Fearless Leadership: Don’t Be Afraid of the “No”
In the latest installment of our IvyExec series, Larraine Segil, CEO of Little Farm Company, shares her thoughts on being a fearless leader.
Being CEO of an Advanced Materials Distribution Company, a Healthcare company and a Professional services firm taught me much about leadership – what works, and what doesn’t.
I learned that a leader can only change an organization if there is a natural (or adapted) fit between what makes that leader effective and what the organization respects. Being fearless is a key characteristic.
I remember telling my senior leadership team as we were en route at 30,000 feet on our way to create a strategic alliance with GE Materials Division, that I was afraid. As I voiced these works, I suddenly realized that the worst thing that could happen is that they would say ‘No!’ If they did, I would go onto the next option. I relaxed and when I entered the conference room to face 20 members of their team, I was energized and excited. We made the alliance. My sense of confidence set us up for success. My fear would have set the stage for failure.
Over 24 years of presenting Executive Education to thousands of senior executives around the world, my research unearthed 10 traits of successful leaders, as detailed in my book “Dynamic Leader, Adaptive Organization” (John Wiley and Sons, 2002 by Larraine Segil). But leaders cannot lead organizations that are unwilling to be led. Which is why these 10 traits of outstanding leaders must be mirrored with compatible traits in the organizations that they lead. The good news is that if there is not a fit, there are management tools that can help both leaders and organizations move towards necessary change, together.

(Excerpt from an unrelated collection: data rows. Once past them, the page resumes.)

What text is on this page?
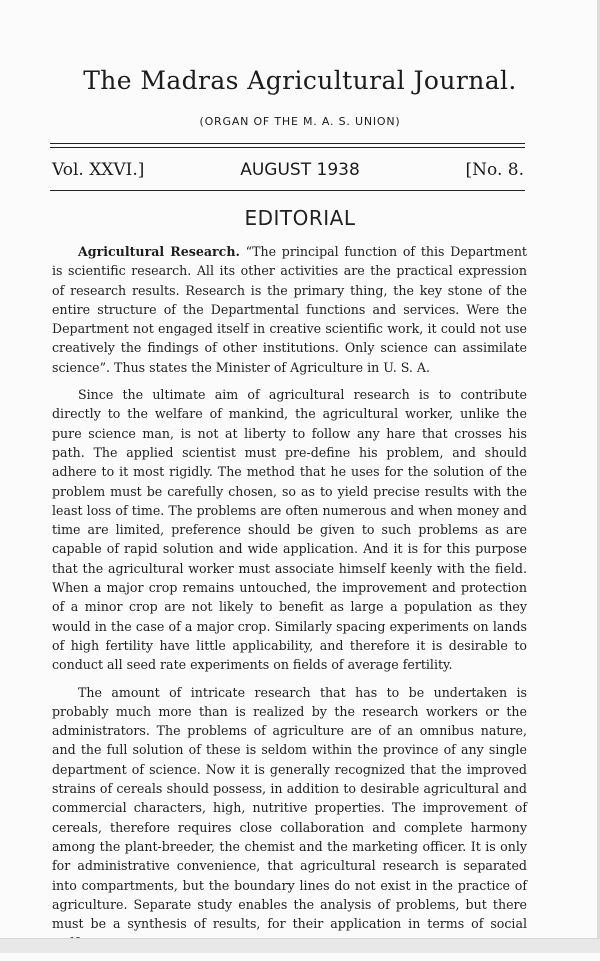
The Madras Agricultural Journal.
(ORGAN OF THE M. A. S. UNION)
Vol. XXVI.]	AUGUST 1938	[No. 8.
EDITORIAL

Agricultural Research. “The principal function of this Department is scientific research. All its other activities are the practical expression of research results. Research is the primary thing, the key stone of the entire structure of the Departmental functions and services. Were the Department not engaged itself in creative scientific work, it could not use creatively the findings of other institutions. Only science can assimilate science”. Thus states the Minister of Agriculture in U. S. A.

Since the ultimate aim of agricultural research is to contribute directly to the welfare of mankind, the agricultural worker, unlike the pure science man, is not at liberty to follow any hare that crosses his path. The applied scientist must pre-define his problem, and should adhere to it most rigidly. The method that he uses for the solution of the problem must be carefully chosen, so as to yield precise results with the least loss of time. The problems are often numerous and when money and time are limited, preference should be given to such problems as are capable of rapid solution and wide application. And it is for this purpose that the agricultural worker must associate himself keenly with the field. When a major crop remains untouched, the improvement and protection of a minor crop are not likely to benefit as large a population as they would in the case of a major crop. Similarly spacing experiments on lands of high fertility have little applicability, and therefore it is desirable to conduct all seed rate experiments on fields of average fertility.

The amount of intricate research that has to be undertaken is probably much more than is realized by the research workers or the administrators. The problems of agriculture are of an omnibus nature, and the full solution of these is seldom within the province of any single department of science. Now it is generally recognized that the improved strains of cereals should possess, in addition to desirable agricultural and commercial characters, high, nutritive properties. The improvement of cereals, therefore requires close collaboration and complete harmony among the plant-breeder, the chemist and the marketing officer. It is only for administrative convenience, that agricultural research is separated into compartments, but the boundary lines do not exist in the practice of agriculture. Separate study enables the analysis of problems, but there must be a synthesis of results, for their application in terms of social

Fearlessness is an important leadership trait if the organization matches it by being a culture that permits failure. In this case, the management tools needed to facilitate a strategic fit between a fearless leader and her/his organization are shared learning and shared power.
Getting a “no” is not a good reason to be fearful.
Mature leaders consider intended and unintended consequences, but not to the point of being paralyzed. Being fearless means taking some risks – not foolish ones, but ones which stretch you, and bend your mind under different challenges. Often doing what you fear the most makes your fear disappear, and you look back and marvel that you feared it at all. People want to be led by those who have courage, but being fearless without the other traits such as commitment, intelligence and integrity is like being a Lion without a heart.
The organization that punishes failure will be the one filled with those who operate with fear and constraint. One that permits failure is one that will be filled with innovation and inspiration. A leader who exhibits fearlessness (along with the commitment, intelligence and integrity) will be one who will inspire those who work for her to take some risks, think out of the box and to create new ideas and approaches.
Shared Learning and Shared Power:
These are the management processes that enable the two above characteristics to work together. Failing in a vacuum is bad failing. Failing in a structure that immediately takes the key learnings from the failure and shares it within the organization is “good” failing because it allows everyone to learn from mistakes while encouraging risk taking.
Here is an example of an organization that was led by a leader who was fearless, enabling a culture that permitted failure – and showing how this failure can lead to great innovation and organizational (as well as individual) success:
As a member and board member of The Committee of 200 (C200), an invitation-only group of the world’s top female entrepreneurs and C-Suite executives who work to foster, celebrate and advance women’s leadership in business, I’ve had the pleasure of meeting the most amazing women many of whom have become my friends. One of them is my fellow C200 member Maggie Wilderotter.
When we met, Maggie was the most senior woman working for Microsoft, running their Government Sector. From there, she left there to take the role of CEO of Citizens Communications, a $700 million telecom company now known as Frontier Communications (NASDAQ: FTR). For the past 11 years I have served on the board of that company and worked with Maggie – a truly fearless leader who would not take ‘ NO’ for an answer if she believed that what she was doing was the right thing. Because of this, under her leadership the company made multiple acquisitions and is now the Nation’s largest Rural Telecommunications Provider, doubling in size after acquiring Verizon’s assets in California, Texas and Florida.
Maggie’s approach was to enable fearlessness among those in her senior leadership team, as well as those in the general manager community across the organization. The idea was to push management control to those at the customer level so that they could make good decisions to help customers on the spot by sharing the learning and the power. To support this model that she believed in so much, Maggie was everywhere over the ten years she was CEO, meeting with the employees across the nation, available by email, phone and in person, and always driving her message through the ranks. In addition, she was fearless in looking ahead for herself and for the organization, orchestrating a smooth transition of new leadership as she moved to Executive Chair and now off the board and out of the company – which in itself is the mark of a good leader – succession planning and hand off.
The moral of the story? Fear is a constrainer of innovation. Mature leaders fear the right things – and someone saying “no” is not one of them.